Before moving to ICArEHB, I was a postdoctoral researcher in the department of Evolutionary Biology and Environmental Sciences, at The University of Zürich, Switzerland, as part of the Animal Behaviour Group. My work there focused on understanding the effect of life history traits, development, learning, and experience on chimpanzee, capuchin and macaque cognition. My research was funded by The University of Zürich postdoc grant, the Suslowa postdoc fellowship, and The Einstein Foundation Award. My work on the Ape Research Index project, which examines the effect of research experiments on captive chimpanzees, is on-going and will continue now that I am settled in Portugal.

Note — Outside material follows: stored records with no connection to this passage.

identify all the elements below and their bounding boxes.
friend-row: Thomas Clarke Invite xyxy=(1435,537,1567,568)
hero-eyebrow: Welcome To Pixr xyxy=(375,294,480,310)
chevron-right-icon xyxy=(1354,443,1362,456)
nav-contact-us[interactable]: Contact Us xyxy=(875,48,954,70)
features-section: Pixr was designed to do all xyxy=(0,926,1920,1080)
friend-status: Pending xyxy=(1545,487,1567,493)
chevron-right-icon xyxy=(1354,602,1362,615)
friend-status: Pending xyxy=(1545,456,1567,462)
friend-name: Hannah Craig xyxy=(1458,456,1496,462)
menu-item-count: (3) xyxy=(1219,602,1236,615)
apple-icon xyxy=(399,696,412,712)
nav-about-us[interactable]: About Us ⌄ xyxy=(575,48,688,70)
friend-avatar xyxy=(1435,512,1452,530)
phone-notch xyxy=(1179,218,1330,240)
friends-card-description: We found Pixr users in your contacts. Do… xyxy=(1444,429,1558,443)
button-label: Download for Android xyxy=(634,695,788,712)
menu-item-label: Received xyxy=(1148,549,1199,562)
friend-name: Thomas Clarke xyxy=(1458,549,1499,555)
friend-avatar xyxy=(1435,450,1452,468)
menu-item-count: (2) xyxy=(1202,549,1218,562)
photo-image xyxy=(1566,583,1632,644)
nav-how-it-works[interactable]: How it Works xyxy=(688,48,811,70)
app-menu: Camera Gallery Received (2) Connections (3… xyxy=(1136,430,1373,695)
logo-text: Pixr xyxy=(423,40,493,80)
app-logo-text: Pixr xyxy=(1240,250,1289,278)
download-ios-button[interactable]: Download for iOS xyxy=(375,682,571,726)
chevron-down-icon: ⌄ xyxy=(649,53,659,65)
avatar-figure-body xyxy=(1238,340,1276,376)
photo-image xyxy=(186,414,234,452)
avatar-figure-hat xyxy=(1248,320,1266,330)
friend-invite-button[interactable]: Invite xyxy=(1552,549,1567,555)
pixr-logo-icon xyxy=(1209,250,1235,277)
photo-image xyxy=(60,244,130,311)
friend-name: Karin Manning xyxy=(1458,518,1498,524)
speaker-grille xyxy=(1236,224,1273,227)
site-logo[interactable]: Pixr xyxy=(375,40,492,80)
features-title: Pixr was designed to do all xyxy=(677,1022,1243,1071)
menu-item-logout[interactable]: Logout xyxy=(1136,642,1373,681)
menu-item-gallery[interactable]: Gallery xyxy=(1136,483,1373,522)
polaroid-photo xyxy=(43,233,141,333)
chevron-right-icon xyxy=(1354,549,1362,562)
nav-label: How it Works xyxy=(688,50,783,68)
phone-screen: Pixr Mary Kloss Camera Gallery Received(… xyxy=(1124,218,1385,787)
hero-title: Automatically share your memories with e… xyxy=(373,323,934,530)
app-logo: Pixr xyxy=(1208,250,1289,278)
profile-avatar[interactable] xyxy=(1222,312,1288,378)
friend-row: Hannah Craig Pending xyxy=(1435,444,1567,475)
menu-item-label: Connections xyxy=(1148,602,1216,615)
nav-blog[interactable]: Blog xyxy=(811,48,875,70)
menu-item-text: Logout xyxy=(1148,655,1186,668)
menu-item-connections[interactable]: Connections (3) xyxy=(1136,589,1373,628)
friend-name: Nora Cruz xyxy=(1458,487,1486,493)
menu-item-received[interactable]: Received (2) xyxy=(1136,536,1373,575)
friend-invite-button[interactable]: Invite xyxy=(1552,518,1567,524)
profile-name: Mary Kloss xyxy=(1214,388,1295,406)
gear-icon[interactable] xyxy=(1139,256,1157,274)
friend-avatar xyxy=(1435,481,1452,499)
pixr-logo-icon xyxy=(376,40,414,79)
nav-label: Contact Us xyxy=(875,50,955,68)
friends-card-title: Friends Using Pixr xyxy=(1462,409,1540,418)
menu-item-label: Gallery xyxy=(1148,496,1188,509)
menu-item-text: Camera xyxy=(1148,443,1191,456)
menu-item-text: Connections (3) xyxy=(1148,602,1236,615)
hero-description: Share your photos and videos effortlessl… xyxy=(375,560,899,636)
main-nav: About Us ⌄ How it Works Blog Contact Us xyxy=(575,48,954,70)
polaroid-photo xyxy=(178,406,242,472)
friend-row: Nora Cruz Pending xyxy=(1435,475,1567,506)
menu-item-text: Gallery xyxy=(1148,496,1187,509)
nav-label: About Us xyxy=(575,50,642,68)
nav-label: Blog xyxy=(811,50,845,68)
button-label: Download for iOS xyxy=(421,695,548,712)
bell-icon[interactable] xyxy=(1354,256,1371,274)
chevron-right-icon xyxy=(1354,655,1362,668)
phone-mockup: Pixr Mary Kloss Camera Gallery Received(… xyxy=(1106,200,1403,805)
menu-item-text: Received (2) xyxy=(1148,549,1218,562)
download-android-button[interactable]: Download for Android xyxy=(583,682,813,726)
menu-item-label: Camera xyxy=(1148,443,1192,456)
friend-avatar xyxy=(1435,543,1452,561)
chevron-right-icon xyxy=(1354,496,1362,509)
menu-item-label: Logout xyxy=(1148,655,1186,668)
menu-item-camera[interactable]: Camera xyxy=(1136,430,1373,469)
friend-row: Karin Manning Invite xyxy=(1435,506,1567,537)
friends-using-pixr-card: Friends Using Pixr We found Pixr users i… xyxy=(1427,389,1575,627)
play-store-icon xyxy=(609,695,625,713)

Before Zürich, I was a postdoc in the department of Early Prehistory and Quaternary Ecology at The University of Tübingen, Germany, working on the cognitive drivers of tool-use across human and non-human primates. My background is in archaeology (with a BA in archaeology from The University of Bristol, UK and an MSc from The University of Edinburgh, UK), however my work is inherently interdisciplinary, spanning the fields of archaeology, primatology, anthropology, primate archaeology, biology and psychology.